DVD Review: Horror CITADEL Can’t Rise To The Challenge

citadel copy

Citadel feels like a bunch of ideas (some good, some bad) that have been dropped into a cinematic blender and blitzed to hell. It’s not particularly an enjoyable combination, but you know that it has something good in there – somewhere.

Ciaran Foy’s film follows Tommy (Aneurin Barnard) a young father who watches as his pregnant wife is attacked by a group of hoodie-wearing youths. She doesn’t survive the attack and his daughter is born prematurely. Fast forward 6 months and Tommy is an agoraphobic shut-in, terrified of leaving his house. He’s befriended by one of the nurses who cared for his wife, but soon Tommy’s life is thrown into even more disarray when he begins to be menaced by a group of fashionable yobs with a penchant for hooded garments. Tommy takes solace with the local priest (James Cosmo), a grumpy badass who informs him that these street thugs aren’t kids – they’re creatures who want to take his daughter.
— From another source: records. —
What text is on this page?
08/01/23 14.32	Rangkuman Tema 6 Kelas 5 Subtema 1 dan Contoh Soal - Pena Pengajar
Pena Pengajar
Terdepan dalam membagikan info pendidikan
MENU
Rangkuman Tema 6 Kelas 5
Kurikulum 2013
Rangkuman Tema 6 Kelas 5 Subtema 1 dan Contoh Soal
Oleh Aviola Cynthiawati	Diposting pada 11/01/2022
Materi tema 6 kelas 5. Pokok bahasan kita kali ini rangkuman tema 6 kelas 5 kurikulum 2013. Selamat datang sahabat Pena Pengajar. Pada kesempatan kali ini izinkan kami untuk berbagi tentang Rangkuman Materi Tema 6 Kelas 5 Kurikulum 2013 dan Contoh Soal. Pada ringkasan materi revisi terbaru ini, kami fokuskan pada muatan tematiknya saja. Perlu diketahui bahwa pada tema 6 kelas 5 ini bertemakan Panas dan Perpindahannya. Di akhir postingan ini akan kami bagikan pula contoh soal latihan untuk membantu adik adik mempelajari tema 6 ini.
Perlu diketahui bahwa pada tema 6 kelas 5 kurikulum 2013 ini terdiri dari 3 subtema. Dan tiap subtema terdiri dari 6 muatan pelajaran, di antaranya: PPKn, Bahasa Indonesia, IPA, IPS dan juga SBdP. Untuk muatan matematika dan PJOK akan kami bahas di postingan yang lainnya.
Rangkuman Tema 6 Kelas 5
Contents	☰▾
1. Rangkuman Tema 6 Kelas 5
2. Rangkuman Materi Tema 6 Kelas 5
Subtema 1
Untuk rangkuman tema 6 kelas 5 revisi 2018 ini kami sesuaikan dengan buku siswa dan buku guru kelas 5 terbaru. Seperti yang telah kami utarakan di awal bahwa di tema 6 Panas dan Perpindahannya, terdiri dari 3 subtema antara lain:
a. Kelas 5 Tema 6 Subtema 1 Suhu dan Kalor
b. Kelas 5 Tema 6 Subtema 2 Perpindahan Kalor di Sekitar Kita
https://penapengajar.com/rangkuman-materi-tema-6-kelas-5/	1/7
Tommy is faced with a Catch 22 situation – man-up, or remain a pussy forever.

Good scares do not a good movie make. It’s brave of Foy to make a movie which is partly inspired by his own real-life attack which left him in an agoraphobic state, much like Tommy the protagonist. He gets that part of the film right – but everything else wrong. The world of Citadel never feels real, it’s like a dystopian nightmare of reality. It’s the kind of place Terry Gilliam would dream of, if he pigged-out on cheese before bedtime.

Star Aneurin Barnard is just too damn twitchy. I know he’s supposed to be a victim (we’re told this ad nauseam) but you can’t build a movie around a character like that. He’s like the bastard son of Johnny Depp’s Edward Scissorhands and Elijah Wood’s Frodo – minus cojones. It’s a weak starting point and the film never recovers from this central mistake.

I suppose the film’s climax is decent enough and the hood inbred-creature things are scary, but that’s not enough to make up for ludicrous plotting and a flimsy cinematic reality.

Special Features

An interview with charisma void star Aneurin Barnard and a decent in-depth chat with writer/director Ciaran Foy. He seems like a really nice chap and it almost makes me feel bad for trashing his movie.